Quality - 30% of total score: Report 6 measures, including one Outcome or other High Priority measure for 12 months on at least 70% of eligible encounters to receive a score against 2022 National Benchmarks. Suggestions for your specialty include, but are not limited to, the following:
2023 MIPS Measure #378: Children Who Have Dental Decay or Cavities
Percentage of children, 6 months - 20 years of age at the start of the measurement period, who have had tooth decay or cavities during the measurement period as determined by a dentist
2023 MIPS Measure #379: Primary Caries Prevention Intervention as Offered by Dentists
Percentage of children, 6 months - 20 years of age, who received a fluoride varnish application during the measurement period as determined by a dentist
- PI: Promoting Interoperability - 25% of total score: For a minimum of 90 days, report all required measures. EHR technology certified to the 2015 Edition certification must be in place by October 3, 2022. There are exclusions available for most of the required measures. Please check your QPP Participation Status to see if you are automatically exempt from PI. If you are exempt, the 25% will be re-weighted to the Quality performance category making it 55% of your score.
- Query of Prescription Drug Monitoring Program (PDMP) (optional)
- Provide Patients Electronic Access to Their Health Information
- Support Electronic Referral Loops by Sending Health Information (option 1)
- Support Electronic Referral Loops by Receiving and Reconciling Health Information (option 1)

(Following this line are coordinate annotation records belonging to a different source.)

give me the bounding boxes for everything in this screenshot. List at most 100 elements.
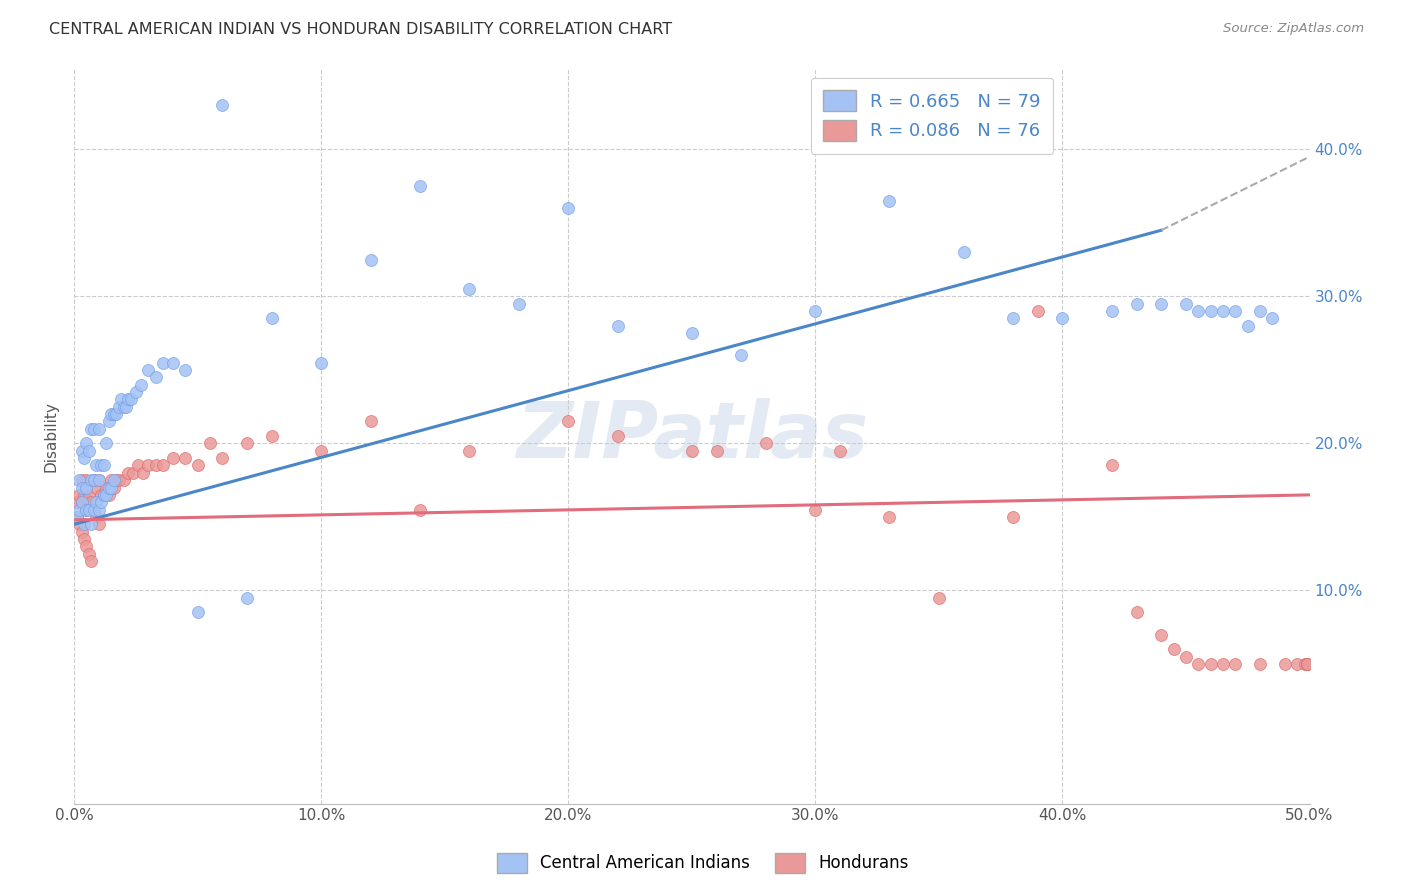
Point	[1199, 657, 1222, 671]
Point	[73, 451, 96, 466]
Point	[681, 326, 703, 340]
Text: ZIPatlas: ZIPatlas	[516, 398, 868, 474]
Point	[83, 473, 105, 487]
Point	[1296, 657, 1319, 671]
Point	[77, 502, 100, 516]
Point	[952, 245, 974, 260]
Point	[755, 436, 778, 450]
Point	[112, 400, 135, 414]
Point	[75, 502, 97, 516]
Point	[87, 517, 110, 532]
Point	[804, 502, 827, 516]
Point	[110, 392, 132, 407]
Point	[730, 348, 752, 362]
Point	[90, 458, 112, 473]
Point	[606, 429, 628, 443]
Point	[1001, 311, 1024, 326]
Point	[83, 502, 105, 516]
Point	[80, 422, 103, 436]
Point	[87, 422, 110, 436]
Point	[100, 473, 122, 487]
Point	[73, 488, 96, 502]
Point	[97, 481, 120, 495]
Point	[103, 407, 125, 421]
Point	[65, 510, 87, 524]
Point	[87, 502, 110, 516]
Point	[1187, 304, 1209, 318]
Point	[100, 407, 122, 421]
Point	[115, 400, 138, 414]
Point	[122, 466, 145, 480]
Point	[136, 458, 159, 473]
Point	[67, 517, 90, 532]
Point	[77, 488, 100, 502]
Y-axis label: Disability: Disability	[44, 401, 58, 472]
Point	[80, 473, 103, 487]
Point	[1261, 311, 1284, 326]
Text: CENTRAL AMERICAN INDIAN VS HONDURAN DISABILITY CORRELATION CHART: CENTRAL AMERICAN INDIAN VS HONDURAN DISA…	[49, 22, 672, 37]
Point	[86, 458, 108, 473]
Point	[103, 473, 125, 487]
Point	[96, 436, 118, 450]
Point	[1296, 657, 1319, 671]
Point	[211, 98, 233, 112]
Point	[508, 297, 530, 311]
Point	[1052, 311, 1074, 326]
Point	[162, 451, 184, 466]
Point	[260, 429, 283, 443]
Point	[127, 458, 149, 473]
Point	[93, 458, 115, 473]
Point	[80, 554, 103, 568]
Point	[1225, 304, 1247, 318]
Point	[557, 201, 579, 215]
Point	[83, 502, 105, 516]
Point	[681, 443, 703, 458]
Point	[145, 370, 167, 384]
Point	[93, 488, 115, 502]
Point	[1296, 657, 1319, 671]
Point	[236, 591, 259, 605]
Point	[1199, 304, 1222, 318]
Point	[67, 473, 90, 487]
Point	[187, 458, 209, 473]
Point	[70, 473, 93, 487]
Point	[86, 495, 108, 509]
Point	[83, 473, 105, 487]
Point	[360, 414, 382, 428]
Point	[86, 481, 108, 495]
Point	[236, 436, 259, 450]
Point	[75, 502, 97, 516]
Point	[70, 481, 93, 495]
Point	[90, 495, 112, 509]
Point	[105, 473, 128, 487]
Point	[409, 179, 432, 194]
Point	[260, 311, 283, 326]
Point	[309, 443, 332, 458]
Point	[80, 495, 103, 509]
Point	[1187, 657, 1209, 671]
Point	[928, 591, 950, 605]
Point	[112, 473, 135, 487]
Point	[103, 481, 125, 495]
Point	[80, 517, 103, 532]
Point	[1150, 297, 1173, 311]
Point	[65, 495, 87, 509]
Point	[120, 392, 142, 407]
Point	[90, 488, 112, 502]
Point	[1163, 642, 1185, 657]
Point	[105, 407, 128, 421]
Point	[606, 318, 628, 333]
Point	[1125, 606, 1147, 620]
Point	[1249, 657, 1271, 671]
Point	[1236, 318, 1258, 333]
Point	[1125, 297, 1147, 311]
Text: Source: ZipAtlas.com: Source: ZipAtlas.com	[1223, 22, 1364, 36]
Point	[77, 547, 100, 561]
Point	[83, 422, 105, 436]
Point	[152, 458, 174, 473]
Legend: R = 0.665   N = 79, R = 0.086   N = 76: R = 0.665 N = 79, R = 0.086 N = 76	[811, 78, 1053, 153]
Point	[107, 400, 129, 414]
Point	[67, 488, 90, 502]
Point	[1249, 304, 1271, 318]
Point	[1026, 304, 1049, 318]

- Health Information Exchange (HIE) Bi-Directional Exchange (option 2)
- Immunization Registry Reporting
- Syndromic Surveillance Reporting
- Electronic Case Reporting
- Public Health Registry Reporting
- Clinical Data Registry Reporting
- IA: Improvement Activities - 15% of total score: Attest that you completed up to 2 high-weighted activities or 4 medium-weighted activities for a minimum of 90 days. Groups with 15 or fewer participants or if you are in a rural or health professional shortage area, attest that you completed 1 high-weighted or 2 medium-weighted activities for a minimum of 90 days. A group can attest to an activity when at least 50% of the clinicians in the group perform the same activity during any continuous 90-day period (or as specified in the activity description) in the same performance year. The following are suggestions that might be applicable to your specialty:
- IA_AHE_6 -Provide Education Opportunities for New Clinicians (high weighted).
- IA_BE_6 -Regularly Assess Patient Experience of Care and Follow Up on Findings (high weighted).
- IA_CC_2 - Implementation of improvements that contribute to more timely communication of test results (medium weighted).
- IA_PSPA_16 -Use of decision support and standardized treatment protocols (medium weighted).
- IA_PSPA_17 -Implementation of analytic capabilities to manage total cost of care for practice population (medium weighted).
- IA_PSPA_19 - Implementation of formal quality improvement methods, practice changes or other practice improvement processes (medium weighted).